# Estimating Per Shirt Ink Costs



## Leadfoot (Sep 10, 2009)

I just discovered this forum last night and have already found it very helpful. I am looking into starting an in home small silk screening business. Since I have never done printing before I have been having some trouble finding out a ballpark figure to estimate the ink costs per shirt. I understand it will depend on the size and complexity of the design but I need at least a ballpark figure. 

So for example I have an 8oz container of black ink, approximately what amount of ink would I be looking at for about a 10-12"x12-14" design? 

Like I said I know it all depends on size, etc but at least a ballpark would help. An ounce, two ounces, etc. This would really help me in determining my bottom line.

Thanks and I look forward to participating here and hope to get the business up and running ASAP.


----------



## out da box (May 1, 2007)

It's really cheap- thus the efficiency of the screen print process. Pennies per print.


----------



## Leadfoot (Sep 10, 2009)

So would you say an 8oz jar of ink would do approximately 24 prints? More? Less? Again, I understand it all depends on size, etc.


----------



## InkedApparel (Mar 18, 2009)

an 8oz jar would last for quite a few shirts...example..I did a 250 shirt order ..the design was text ..the name of a company vertically from the shoulder to the waist on the left side..the size of the text was 3 inches wide by 15 inches long...so I bought a gallon of ink.....I used 1 full knife full of ink out of the gallon..so 8oz of ink will last at least 200 shirts.....

Inked


----------



## Leadfoot (Sep 10, 2009)

Really? 8oz will go that far?

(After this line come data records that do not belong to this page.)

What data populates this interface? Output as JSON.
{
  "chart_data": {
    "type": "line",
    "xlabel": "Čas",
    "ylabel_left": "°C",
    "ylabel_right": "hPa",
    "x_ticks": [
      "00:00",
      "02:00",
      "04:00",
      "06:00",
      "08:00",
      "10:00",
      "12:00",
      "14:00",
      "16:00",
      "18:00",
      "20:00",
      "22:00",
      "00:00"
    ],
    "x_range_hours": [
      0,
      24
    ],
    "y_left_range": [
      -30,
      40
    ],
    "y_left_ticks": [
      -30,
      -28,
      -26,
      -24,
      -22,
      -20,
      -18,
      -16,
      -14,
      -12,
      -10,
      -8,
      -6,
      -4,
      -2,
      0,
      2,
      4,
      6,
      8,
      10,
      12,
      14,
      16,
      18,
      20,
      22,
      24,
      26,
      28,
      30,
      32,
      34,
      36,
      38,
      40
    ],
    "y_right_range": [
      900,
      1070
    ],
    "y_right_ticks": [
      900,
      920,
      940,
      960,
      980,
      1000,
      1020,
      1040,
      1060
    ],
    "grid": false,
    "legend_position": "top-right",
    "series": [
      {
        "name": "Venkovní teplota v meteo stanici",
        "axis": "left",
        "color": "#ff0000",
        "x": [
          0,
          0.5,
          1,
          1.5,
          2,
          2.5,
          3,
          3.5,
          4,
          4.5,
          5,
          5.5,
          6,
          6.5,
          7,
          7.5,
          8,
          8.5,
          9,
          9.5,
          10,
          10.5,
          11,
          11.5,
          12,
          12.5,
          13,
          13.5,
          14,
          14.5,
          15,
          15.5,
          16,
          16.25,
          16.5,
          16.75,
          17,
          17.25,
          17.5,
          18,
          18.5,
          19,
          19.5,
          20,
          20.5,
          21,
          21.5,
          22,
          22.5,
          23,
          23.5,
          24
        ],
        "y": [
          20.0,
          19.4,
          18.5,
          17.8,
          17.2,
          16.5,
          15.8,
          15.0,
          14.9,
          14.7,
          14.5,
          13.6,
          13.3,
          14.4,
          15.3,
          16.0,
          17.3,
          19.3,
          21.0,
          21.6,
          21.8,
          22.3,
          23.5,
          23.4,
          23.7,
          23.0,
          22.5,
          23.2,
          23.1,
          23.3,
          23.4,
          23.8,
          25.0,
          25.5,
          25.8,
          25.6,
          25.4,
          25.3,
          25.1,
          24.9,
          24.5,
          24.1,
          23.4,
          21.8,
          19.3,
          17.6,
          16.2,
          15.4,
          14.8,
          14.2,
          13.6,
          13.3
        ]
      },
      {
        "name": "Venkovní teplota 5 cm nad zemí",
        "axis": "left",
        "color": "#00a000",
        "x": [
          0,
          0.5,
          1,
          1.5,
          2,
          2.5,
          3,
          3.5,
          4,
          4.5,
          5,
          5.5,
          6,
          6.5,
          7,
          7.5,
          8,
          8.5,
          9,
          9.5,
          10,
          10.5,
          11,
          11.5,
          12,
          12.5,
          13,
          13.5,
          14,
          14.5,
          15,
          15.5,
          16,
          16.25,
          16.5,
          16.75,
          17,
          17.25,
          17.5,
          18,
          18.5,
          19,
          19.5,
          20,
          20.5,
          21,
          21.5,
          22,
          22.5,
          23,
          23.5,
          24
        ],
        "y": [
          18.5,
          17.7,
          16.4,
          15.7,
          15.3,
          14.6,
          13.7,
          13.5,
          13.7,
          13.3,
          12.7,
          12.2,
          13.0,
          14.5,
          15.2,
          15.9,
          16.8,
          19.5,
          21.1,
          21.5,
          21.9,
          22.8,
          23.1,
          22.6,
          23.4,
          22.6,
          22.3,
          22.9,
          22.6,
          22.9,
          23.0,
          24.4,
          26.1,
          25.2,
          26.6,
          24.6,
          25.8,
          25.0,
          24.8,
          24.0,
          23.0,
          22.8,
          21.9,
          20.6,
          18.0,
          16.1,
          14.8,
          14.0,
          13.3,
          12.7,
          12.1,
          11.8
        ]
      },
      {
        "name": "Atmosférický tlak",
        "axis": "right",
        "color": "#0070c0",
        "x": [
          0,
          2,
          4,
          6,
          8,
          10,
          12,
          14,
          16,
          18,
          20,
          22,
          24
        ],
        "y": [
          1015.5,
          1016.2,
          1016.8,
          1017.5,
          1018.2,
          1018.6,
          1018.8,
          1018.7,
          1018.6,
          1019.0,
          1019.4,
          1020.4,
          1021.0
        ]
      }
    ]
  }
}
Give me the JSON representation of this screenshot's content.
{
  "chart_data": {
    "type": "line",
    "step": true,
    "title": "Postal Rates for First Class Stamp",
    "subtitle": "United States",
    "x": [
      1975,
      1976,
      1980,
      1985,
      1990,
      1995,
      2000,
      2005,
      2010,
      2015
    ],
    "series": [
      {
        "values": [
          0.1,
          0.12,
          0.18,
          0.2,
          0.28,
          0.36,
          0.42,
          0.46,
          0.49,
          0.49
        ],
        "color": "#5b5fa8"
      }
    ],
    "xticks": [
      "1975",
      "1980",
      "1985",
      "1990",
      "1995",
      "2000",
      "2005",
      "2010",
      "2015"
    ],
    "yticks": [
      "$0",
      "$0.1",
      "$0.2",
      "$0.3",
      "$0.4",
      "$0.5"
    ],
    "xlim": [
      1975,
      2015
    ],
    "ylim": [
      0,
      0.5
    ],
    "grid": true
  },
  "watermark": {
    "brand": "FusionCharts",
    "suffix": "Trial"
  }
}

I had no idea, like I said I am completely new to this with zero experience.


----------



## polarbear (Jan 31, 2008)

Leadfoot said:


> Really? 8oz will go that far? I had no idea, like I said I am completely new to this with zero experience.


It also depends on if you are doing all those shirts in one run or if you are doing a few here and a few there. You lose some ink when cleaning up your screens so if you were only doing a few here and there your number of shirts would be less.


----------